13,088 pytań - 31,644 odpowiedzi - 981 komentarzy

Czy koń to zwierze dla mnie?

0 głosów
mam 15 lat...Mieszkam tak można powiedzieć że na wsi..przy ruchliwej drodze i mam tylko dwóch sąsiadów a do miasta mam 3km..obok mam ogromne tereny lasów które mam w jednym palcu bo byłam już wszedzie i są wspaniałe ścieżki po których mogłabym jezdzić konno..mam bardzo duże podwórko a za domem łąkę więc tam mogłabym go wyprowadzać..mój dziadek miał dwa konie i doskonale wie o nich wszystko..mogł by być moim "trenerem" ..bardzo kocham konie i zawsze chciałam mieć własnego ..żadne zwierze nie robi na mnie takiego wrażenia jak koń.gdy jakiegoś widze to normalnie szaleje i mam ochote być przy nim i opiekować się na zawsze.z psem czy kotem tak nie mam..czytałam już wszystkie strony o koniach i moglabym je czytac jeszcze raz bo bardzo mnie to ciekawi..zastanawiam się czy kupić konia..dziadek zrobiłby mu boks bo zbudowal już 3 szopy na samochód itp..nie wiem co radzicie?
pytanie zadane 18 czerwca 2016 w Porady przez użytkownika yogi (2,409)
   

1 odpowiedź

0 głosów
Posiadanie ogromnego zamiłowania do zwierząt nie wystarczy.

Pozwolę sobie zacytować artykuł z strony Bo tylko Princess jeżdżą konno:

MAMO, TATO... JA CHCĘ KONIA...

Zapewne większość z nas marzyła i pewnie nadal marzy o posiadaniu własnego wierzchowca. Na taki pomysł najczęściej wpada się będąc małym, a wraz z wiekiem zaczynamy myśleć trochę inaczej i bierzemy pod uwagę zasobność portfela, nasz czas, miejsce, w którym miałby być koń, itp. No właśnie... przecież posiadanie własnego konia wiąże się z wieloma czynnikami, dlatego przed decyzją o kupnie wierzchowca należy odpowiedzieć sobie na kilka pytań:

1. Czy mamy wystarczająco środków finansowych?

Kupić konia to nie jest akurat problem, ale należy pamiętać, że utrzymanie konia również kosztuje. Siano, słoma, owies, sprzęt, szczotki, różne akcesoria jeździeckie, maści, leki, weterynarz, kowal, itp.... To wszystko kosztuje i zwykle nie mało. A przecież decydując się na konia chcemy, aby miał z nami dobrze i żeby niczego mu nie brakowało.

2. Czy mamy odpowiednie warunki do posiadania konia?

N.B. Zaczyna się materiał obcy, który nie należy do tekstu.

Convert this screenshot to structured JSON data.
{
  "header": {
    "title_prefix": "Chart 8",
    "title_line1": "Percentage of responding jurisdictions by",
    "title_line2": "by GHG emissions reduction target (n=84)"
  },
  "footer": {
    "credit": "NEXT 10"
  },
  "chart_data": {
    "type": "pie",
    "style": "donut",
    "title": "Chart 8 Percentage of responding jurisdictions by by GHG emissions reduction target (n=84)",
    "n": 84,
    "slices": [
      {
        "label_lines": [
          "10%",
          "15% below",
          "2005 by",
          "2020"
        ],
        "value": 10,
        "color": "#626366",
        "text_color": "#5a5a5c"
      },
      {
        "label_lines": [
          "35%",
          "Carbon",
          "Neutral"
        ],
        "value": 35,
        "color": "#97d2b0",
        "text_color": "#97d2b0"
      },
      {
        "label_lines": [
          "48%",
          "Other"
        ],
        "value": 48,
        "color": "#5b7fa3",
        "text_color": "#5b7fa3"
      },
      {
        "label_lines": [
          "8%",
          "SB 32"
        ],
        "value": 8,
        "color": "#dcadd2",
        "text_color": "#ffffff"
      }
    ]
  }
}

Nie trzeba mieć od razu nie wiadomo jakiej stajni, ale chociażby taką składającą się z 1- 2 boksów, która uchroni konia przed nieprzyjemną pogodą. Należy też wziąć pod uwagę to, ze koń potrzebuje się wybiegać, więc część metrażu stałaby się padokiem, do którego koń miałby dostęp i mógł ze spokojem się rozruszać. Jeżeli nie mamy takich warunków, istnieją pensjonaty dla koni, ale to oznacza kolejne wydatki (patrz pyt.1), które są dobre dla tych, którzy posiadają jednego konia, ponieważ koń jako zwierzę stadne potrzebuje towarzystwa.

3. Czy mamy wystarczająco dużo czasu?

Nasz cenny czas... Ale czy mamy go na tyle dużo, aby poświęcić go rumakowi? 1h tygodniowo nie ma sensu, więc trzeba pomyśleć, czy zdołamy poświęcić naszemu kopytnemu wystarczającą ilość czasu, bo przecież koń to nie tylko trening, ale też spacery, czyszczenie, lonże, zabawy, itp.

4. Czy nasza wiedza na temat koni jest wystarczająco duża?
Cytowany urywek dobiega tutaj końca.